HTRF Human Phospho-eNOS (Ser1177) Detection Kit, 500 Assay Points

Phospho-eNOS (Ser1177) assay principle

The Phospho-eNOS (S1177) assay measures eNOS when phosphorylated at serine 1177. Unlike Western Blot, the assay is entirely plate-based and does not require gels, electrophoresis, or transfer. The assay uses 2 antibodies, one labeled with a donor fluorophore and the other with an acceptor. The first antibody is selected for its specific binding to the phosphorylated motif on the protein, the second for its ability to recognize the protein independently of its phosphorylation state. Protein phosphorylation enables an immune-complex formation involving both labeled antibodies, and which brings the donor fluorophore into close proximity to the acceptor, thereby generating a FRET signal. Its intensity is directly proportional to the concentration of phosphorylated protein present in the sample, and provides a means of assessing the protein's phosphorylation state under a no-wash assay format.

Phospho-eNOS (Ser1177) two-plate assay protocol

The two-plate protocol involves culturing cells in a 96-well plate before lysis, then transferring lysates to a 384-well low volume detection plate before the addition of Phospho-eNOS (Ser1177) HTRF detection reagents. This protocol enables the cells' viability and confluence to be monitored.

Phospho-eNOS (Ser1177) one-plate assay protocol

Detection of Phosphorylated eNOS (Ser1177) with HTRF reagents can be performed in a single plate used for culturing, stimulation, and lysis. No washing steps are required. This HTS designed protocol enables miniaturization while maintaining robust HTRF quality.

Serum starvation and phosphorylation accumulation

Huvec cells were seeded in a 160mm Petri Dish at 80% of confluence in 37°C, 5% Co2 conditions, and an overnight serum starvation was done or not. Then a solution of pervanadate at 30µM for 30 minutes was added or not. Lysis buffer was added to each dish after culture medium removal, and incubated for 30 minutes under shaking. Then 16µl of lysate were transferred into a 384 well plate for Total and Phospho Ser1177 eNOS detection.

Starvation seems to induce a slight decrease in protein, but a real decrease in the phosphorylation level. Phosphorylation accumulation with pervanadate is efficient.

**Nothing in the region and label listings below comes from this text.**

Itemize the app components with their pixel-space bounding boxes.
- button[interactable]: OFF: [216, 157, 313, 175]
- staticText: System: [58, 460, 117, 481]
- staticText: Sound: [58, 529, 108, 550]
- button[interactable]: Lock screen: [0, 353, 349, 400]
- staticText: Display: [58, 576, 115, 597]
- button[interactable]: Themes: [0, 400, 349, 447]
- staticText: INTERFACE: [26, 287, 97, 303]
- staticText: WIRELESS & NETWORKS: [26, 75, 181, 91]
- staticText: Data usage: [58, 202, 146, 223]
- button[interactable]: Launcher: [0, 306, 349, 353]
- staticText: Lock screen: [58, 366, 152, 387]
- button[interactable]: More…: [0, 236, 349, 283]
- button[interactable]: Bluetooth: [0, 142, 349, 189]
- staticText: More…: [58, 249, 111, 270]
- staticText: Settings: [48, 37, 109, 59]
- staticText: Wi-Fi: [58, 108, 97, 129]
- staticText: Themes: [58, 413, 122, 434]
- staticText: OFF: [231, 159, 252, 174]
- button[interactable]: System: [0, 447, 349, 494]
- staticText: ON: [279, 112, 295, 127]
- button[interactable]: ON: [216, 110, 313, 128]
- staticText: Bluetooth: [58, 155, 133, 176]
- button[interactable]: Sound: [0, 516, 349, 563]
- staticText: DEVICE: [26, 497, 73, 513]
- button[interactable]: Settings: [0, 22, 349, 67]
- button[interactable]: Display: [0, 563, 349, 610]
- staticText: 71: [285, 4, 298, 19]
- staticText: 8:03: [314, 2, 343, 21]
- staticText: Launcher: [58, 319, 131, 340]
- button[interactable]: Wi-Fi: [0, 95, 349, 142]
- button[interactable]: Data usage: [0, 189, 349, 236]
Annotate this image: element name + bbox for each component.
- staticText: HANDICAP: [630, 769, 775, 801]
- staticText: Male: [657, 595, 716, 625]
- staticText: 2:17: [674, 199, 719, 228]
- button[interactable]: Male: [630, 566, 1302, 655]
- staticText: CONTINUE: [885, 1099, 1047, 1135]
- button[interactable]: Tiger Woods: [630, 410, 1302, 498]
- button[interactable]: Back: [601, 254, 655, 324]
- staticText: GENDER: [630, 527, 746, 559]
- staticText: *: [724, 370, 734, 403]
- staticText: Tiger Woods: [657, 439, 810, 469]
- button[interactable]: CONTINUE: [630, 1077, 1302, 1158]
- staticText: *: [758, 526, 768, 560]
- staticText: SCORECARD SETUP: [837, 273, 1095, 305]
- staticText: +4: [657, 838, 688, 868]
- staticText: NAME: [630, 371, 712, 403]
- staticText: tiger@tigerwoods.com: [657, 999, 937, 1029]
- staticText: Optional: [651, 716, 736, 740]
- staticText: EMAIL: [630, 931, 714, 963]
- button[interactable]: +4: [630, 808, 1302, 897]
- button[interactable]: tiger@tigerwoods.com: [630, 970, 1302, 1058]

eNOS phosphorylation induced by fenofibrate stimulation through AMPK pathway

Huvec cells were seeded in a 100mm Petri Dish at 80% of confluence in 37°C, 5% Co2 conditions, and an overnight serum starvation was done. Then a fenofibrate solution at 30µM was added for 30 minutes or not. Lysis buffer was then dispensed after culture medium removal. 16µl of lysate were transferred into a 384 well plate for Total and Phospho Ser1177 eNOS detection.

WB versus HTRF assay for phospho-eNOS (Ser1177)

Huvec cells were grown in a 160mm Petri dish at 37°C, 5% Co2, for 2 days. Overnight serum starvation was carried out before an incubation of pervanadate at 30µM for 30 min. After removal of cell culture medium, 3 mL of supplemented lysis buffer were added and incubated for 30 min. Soluble supernatants were collected after 10 min centrifuging. Equal amounts of lysates were used for a side by side comparison of WB and HTRF. Phospho-eNOS (Ser1177)assay shows a better sensitivity than Western Blot: 37,500 cells/mL are sufficient to be detected by HTRF, while WB needs 75,000.